BioterrorismResearch on enhanced transmissibility in H5N1 influenza: the debate continues

Published 10 October 2012

How can scientists safely conduct avian flu research if the results could potentially threaten, as well as save, millions of lives? Enhancing and analyzing the transmissibility of the H5N1 virus could, on the one hand, provide insights that could help prevent or treat a future outbreak of H5N1, or, on the other hand, it may provide a roadmap for a bad actor deliberately to bring about an influenza pandemic or lead to an inadvertent release of a virus with enhanced transmissibility

Debate continues over safe H5N1 virus research // Source: oparlapipas.com

How can scientists safely conduct avian flu research if the results could potentially threaten, as well as save, millions of lives? In a series of commentaries appearing on Tuesday, 9 October, in mBio, the online open-access journal of the American Society for Microbiology (ASM), prominent microbiologists and physicians argue the cases both for and against lifting a voluntary moratorium on experiments to enhance the ability of the H5N1 virus to move from mammal to mammal, so-called gain-of-function research, and discuss the level of biosecurity that would be appropriate for moving that research forward.
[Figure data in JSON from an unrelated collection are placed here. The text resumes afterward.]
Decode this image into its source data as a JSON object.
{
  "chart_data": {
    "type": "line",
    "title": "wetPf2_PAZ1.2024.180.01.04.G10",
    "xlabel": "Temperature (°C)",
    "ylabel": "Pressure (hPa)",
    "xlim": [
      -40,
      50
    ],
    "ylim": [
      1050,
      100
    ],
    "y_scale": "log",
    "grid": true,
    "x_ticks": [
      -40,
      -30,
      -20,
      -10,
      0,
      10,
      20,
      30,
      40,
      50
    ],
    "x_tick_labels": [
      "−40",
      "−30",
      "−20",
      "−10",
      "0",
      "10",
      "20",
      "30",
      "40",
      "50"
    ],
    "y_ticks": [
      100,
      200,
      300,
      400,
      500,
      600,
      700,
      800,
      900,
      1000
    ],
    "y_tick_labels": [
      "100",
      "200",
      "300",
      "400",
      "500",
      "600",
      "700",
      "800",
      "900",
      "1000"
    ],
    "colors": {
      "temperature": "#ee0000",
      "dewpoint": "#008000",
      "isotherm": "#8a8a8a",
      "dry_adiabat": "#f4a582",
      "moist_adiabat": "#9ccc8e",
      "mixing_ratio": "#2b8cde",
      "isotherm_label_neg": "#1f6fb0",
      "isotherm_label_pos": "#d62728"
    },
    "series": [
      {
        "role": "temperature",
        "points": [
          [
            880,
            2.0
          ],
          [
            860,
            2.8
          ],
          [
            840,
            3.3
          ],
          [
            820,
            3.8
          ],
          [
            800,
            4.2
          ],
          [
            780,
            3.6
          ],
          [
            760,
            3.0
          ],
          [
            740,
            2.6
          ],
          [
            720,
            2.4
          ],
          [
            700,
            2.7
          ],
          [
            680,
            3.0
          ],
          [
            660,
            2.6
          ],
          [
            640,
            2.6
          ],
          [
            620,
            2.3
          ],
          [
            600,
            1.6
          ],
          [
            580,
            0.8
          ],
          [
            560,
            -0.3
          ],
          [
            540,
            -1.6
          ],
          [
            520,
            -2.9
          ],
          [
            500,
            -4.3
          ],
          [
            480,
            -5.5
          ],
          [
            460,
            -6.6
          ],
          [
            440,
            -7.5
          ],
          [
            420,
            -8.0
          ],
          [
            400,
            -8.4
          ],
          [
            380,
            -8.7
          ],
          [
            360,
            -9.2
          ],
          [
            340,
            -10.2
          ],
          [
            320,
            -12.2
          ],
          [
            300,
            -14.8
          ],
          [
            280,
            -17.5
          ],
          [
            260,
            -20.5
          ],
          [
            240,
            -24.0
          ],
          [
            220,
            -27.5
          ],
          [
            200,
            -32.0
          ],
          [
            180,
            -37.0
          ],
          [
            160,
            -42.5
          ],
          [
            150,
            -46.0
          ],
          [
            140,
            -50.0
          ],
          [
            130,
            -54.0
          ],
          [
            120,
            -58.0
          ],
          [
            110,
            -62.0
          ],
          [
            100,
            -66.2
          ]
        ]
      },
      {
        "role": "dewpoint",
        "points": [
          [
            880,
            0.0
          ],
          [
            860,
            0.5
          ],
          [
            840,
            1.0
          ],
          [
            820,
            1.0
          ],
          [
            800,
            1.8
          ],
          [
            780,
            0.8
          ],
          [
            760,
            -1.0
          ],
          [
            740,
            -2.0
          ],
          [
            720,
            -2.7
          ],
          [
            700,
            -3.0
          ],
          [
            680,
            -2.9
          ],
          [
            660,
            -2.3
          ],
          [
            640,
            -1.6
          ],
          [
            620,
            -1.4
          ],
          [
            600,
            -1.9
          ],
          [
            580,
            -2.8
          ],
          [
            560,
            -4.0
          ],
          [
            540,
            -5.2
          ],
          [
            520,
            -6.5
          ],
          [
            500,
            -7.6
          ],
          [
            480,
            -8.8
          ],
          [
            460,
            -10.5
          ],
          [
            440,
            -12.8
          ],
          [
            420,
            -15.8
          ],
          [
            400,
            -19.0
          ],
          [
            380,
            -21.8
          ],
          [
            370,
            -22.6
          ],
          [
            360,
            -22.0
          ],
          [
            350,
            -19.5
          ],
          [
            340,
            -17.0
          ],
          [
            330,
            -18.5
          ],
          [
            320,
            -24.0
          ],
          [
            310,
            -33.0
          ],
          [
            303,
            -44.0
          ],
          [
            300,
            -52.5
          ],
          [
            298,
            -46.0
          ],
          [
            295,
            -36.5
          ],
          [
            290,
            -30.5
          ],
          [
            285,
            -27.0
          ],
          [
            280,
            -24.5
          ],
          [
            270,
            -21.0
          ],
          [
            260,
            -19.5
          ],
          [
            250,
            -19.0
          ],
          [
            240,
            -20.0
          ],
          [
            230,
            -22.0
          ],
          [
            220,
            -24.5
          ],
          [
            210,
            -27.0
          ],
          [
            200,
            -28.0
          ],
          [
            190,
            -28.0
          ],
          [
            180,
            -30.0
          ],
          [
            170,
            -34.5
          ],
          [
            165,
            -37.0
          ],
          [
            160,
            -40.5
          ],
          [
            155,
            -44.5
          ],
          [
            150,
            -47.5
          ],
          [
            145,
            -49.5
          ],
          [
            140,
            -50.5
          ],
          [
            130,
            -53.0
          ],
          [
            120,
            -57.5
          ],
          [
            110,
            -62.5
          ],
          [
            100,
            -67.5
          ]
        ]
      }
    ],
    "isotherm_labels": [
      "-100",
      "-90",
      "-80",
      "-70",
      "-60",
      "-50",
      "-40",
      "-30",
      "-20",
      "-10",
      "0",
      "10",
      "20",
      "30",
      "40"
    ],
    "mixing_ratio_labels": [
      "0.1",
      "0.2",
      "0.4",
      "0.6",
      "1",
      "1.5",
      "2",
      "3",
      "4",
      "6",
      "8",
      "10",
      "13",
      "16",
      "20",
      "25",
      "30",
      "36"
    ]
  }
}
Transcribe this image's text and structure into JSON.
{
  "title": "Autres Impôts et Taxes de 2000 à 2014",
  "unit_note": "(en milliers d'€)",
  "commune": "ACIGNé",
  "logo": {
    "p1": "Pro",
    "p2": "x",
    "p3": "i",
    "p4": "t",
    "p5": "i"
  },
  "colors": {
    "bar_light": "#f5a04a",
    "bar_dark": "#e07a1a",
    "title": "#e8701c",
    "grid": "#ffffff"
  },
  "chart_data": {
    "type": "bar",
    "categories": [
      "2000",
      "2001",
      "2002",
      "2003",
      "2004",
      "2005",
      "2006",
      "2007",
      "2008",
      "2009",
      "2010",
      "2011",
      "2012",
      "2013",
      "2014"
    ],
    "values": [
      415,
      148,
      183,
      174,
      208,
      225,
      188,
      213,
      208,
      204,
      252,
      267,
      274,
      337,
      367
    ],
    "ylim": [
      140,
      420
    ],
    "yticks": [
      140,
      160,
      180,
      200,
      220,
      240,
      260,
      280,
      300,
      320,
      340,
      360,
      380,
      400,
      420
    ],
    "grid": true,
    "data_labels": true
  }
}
An American Society for Microbiology release reports that in January 2012, in response to the controversy caused by the unprecedented recommendation of an advisory board to the government to redact methods sections of two research studies showing how genetic changes could make H5N1 become transmissible between mammals, a group of influenza researchers agreed to a voluntary pause on any research involving highly pathogenic avian influenza H5N1 viruses leading to the generation of viruses that are more transmissible in mammals. Despite both articles eventually being published in full in May and June 2012, the research moratorium remains in place.
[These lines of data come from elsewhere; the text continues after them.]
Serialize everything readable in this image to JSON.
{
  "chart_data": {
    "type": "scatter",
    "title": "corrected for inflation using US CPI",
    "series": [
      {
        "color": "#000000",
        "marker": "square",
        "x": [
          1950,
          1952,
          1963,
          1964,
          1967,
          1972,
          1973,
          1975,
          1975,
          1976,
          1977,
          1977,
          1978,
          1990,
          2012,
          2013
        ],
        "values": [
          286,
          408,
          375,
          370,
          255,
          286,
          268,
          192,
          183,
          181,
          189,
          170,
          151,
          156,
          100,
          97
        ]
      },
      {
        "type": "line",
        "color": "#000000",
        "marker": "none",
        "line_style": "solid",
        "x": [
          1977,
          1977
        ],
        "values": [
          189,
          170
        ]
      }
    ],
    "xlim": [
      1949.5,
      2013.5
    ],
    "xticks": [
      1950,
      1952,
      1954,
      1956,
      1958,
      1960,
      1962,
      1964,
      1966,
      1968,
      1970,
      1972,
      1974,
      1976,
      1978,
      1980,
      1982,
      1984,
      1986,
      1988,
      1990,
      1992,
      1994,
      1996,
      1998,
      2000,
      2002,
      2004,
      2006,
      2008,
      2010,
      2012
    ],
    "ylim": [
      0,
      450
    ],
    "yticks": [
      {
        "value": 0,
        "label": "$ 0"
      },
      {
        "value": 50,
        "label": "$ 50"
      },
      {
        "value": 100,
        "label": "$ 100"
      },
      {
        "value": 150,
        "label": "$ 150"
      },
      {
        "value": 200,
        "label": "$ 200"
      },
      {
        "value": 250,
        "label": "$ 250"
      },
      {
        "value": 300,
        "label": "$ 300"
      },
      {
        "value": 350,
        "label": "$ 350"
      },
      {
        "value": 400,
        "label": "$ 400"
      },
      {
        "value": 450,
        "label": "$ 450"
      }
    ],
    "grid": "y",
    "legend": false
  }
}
“The scientific community and the greater society that it serves are currently engaged in a vigorous debate on whether and how to carry out experiments that could provide essential information for preparedness against a pandemic of avian influenza. To foster discussion and to provide a venue to record the arguments for or against this moratorium, mBio has commissioned a series of views from experts in the field,” write Arturo Casadevall of the Albert Einstein School of Medicine, editor-in-chief of mBio; and Thomas Shenk of Princeton University, chair of the ASM Publications Board, in an introductory editorial.

Enhancing and analyzing the transmissibility of the H5N1 virus could, on the one hand, provide insights that could help prevent or treat a future outbreak of H5N1, or, on the other hand, it may provide a roadmap for a bad actor deliberately to bring about an influenza pandemic or lead to an inadvertent release of a virus with enhanced transmissibility.